“Diiixxxiieee,” my son likes to call out while searching for our dog. He’s very melodramatic about it and at times can sound a bit conniving and evil, but he loves Dixie. She is his best friend, his protector, and quite literally the greatest playmate he could have.
This past Friday I took Dixie in for her monthly grooming and her annual check up. She was gone most of the day and my son pathetically stalked around the house looking for her. It actually broke my heart when he would come up to me and shrug his shoulders while quietly belting out, “Diiixxxiiieee.”
That afternoon after picking her up, I took a look at her review sheet where the vet goes through every part of her check up and let’s us know how things went. Being a super anal mommy, I have all of these from our first vet appointment for Dixie. I’m always eager to get them to see how my girl is doing. Unfortunately, I saw one thing that caught my attention and I voiced it to my husband. We then did some research on the condition to find out that if it’s not treated then Dixie could die.At first I was angered at the vet for just putting this on a piece of paper and not talking to me about it, but then my emotions quickly moved to fear, worry, and sadness, especially as I watched Davey lay his head on Dixie’s back while watching television.

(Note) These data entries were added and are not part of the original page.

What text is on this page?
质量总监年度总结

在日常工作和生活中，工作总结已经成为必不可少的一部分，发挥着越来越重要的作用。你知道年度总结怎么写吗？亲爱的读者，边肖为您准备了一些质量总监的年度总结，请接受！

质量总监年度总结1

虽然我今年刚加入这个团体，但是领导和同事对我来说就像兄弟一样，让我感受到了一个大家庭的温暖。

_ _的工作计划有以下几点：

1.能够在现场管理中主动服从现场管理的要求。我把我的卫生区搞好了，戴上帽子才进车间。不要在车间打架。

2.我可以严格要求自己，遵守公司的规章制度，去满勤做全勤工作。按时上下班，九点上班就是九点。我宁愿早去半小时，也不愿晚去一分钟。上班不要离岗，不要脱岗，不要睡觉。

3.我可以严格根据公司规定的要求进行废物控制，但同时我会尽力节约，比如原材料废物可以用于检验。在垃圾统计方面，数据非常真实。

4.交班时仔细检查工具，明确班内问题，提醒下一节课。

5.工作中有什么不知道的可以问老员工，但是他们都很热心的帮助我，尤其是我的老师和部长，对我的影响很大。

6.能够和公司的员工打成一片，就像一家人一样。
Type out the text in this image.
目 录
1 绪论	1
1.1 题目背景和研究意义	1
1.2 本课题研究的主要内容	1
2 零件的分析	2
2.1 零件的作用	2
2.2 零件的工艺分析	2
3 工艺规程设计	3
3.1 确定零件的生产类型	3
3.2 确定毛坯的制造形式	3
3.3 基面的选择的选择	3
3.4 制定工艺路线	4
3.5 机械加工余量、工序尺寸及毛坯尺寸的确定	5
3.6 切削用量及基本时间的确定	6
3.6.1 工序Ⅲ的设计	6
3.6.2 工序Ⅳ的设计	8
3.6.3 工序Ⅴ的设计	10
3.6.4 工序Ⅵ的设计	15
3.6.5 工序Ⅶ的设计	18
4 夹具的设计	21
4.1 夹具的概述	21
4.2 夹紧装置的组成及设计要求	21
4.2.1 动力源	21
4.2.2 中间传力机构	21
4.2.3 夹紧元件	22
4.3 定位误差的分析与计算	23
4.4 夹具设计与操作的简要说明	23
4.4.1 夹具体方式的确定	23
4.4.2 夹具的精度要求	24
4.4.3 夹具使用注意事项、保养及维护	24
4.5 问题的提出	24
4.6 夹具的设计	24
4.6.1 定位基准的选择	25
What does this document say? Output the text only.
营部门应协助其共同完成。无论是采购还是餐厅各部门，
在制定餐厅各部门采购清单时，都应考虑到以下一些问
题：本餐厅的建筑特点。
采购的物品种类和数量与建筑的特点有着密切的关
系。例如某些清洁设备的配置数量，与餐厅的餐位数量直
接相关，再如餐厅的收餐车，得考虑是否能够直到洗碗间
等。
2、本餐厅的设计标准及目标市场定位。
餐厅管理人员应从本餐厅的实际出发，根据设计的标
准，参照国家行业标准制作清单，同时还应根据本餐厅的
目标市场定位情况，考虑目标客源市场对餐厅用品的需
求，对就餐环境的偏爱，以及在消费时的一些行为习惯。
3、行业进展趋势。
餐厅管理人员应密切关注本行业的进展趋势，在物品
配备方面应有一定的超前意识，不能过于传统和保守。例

I’ve had my ups and downs with Dixie. I’ve had days of sheer frustration with her, where I’ve told her that I would take off her collar, open the front door and let her be free. Whoever picked her up would be her new family. Don’t worry, I’ve never followed through with that threat. Then I have days where I sit back and think about how protective she was of me when I was pregnant and how she would guard over Davey when we brought him home. I thought about how much my son loves her, how most mornings when he wakes up, her name is the first he says. I thought about how wonderfully gentle she is with him, how she lets him hug her, stroke her back, and even rest his head on her. Then I thought about how one day I’m going to have to tell my son that Dixie is no longer with us, and right now I’m just not prepared for that.
I don’t think he would really understand, but he would be cognizant of the fact that she was no longer around. How would he handle it? If it’s anything like last Friday when he looked like he would shed tears at any moment, I don’t think I could handle seeing that.
Today she is back at the vet having surgery and having a mass tested for cancer. Let’s pray that she’ll be alright and that my son’s best friend is coming home tonight. This is one milestone and life lesson that this mama isn’t ready to handle yet.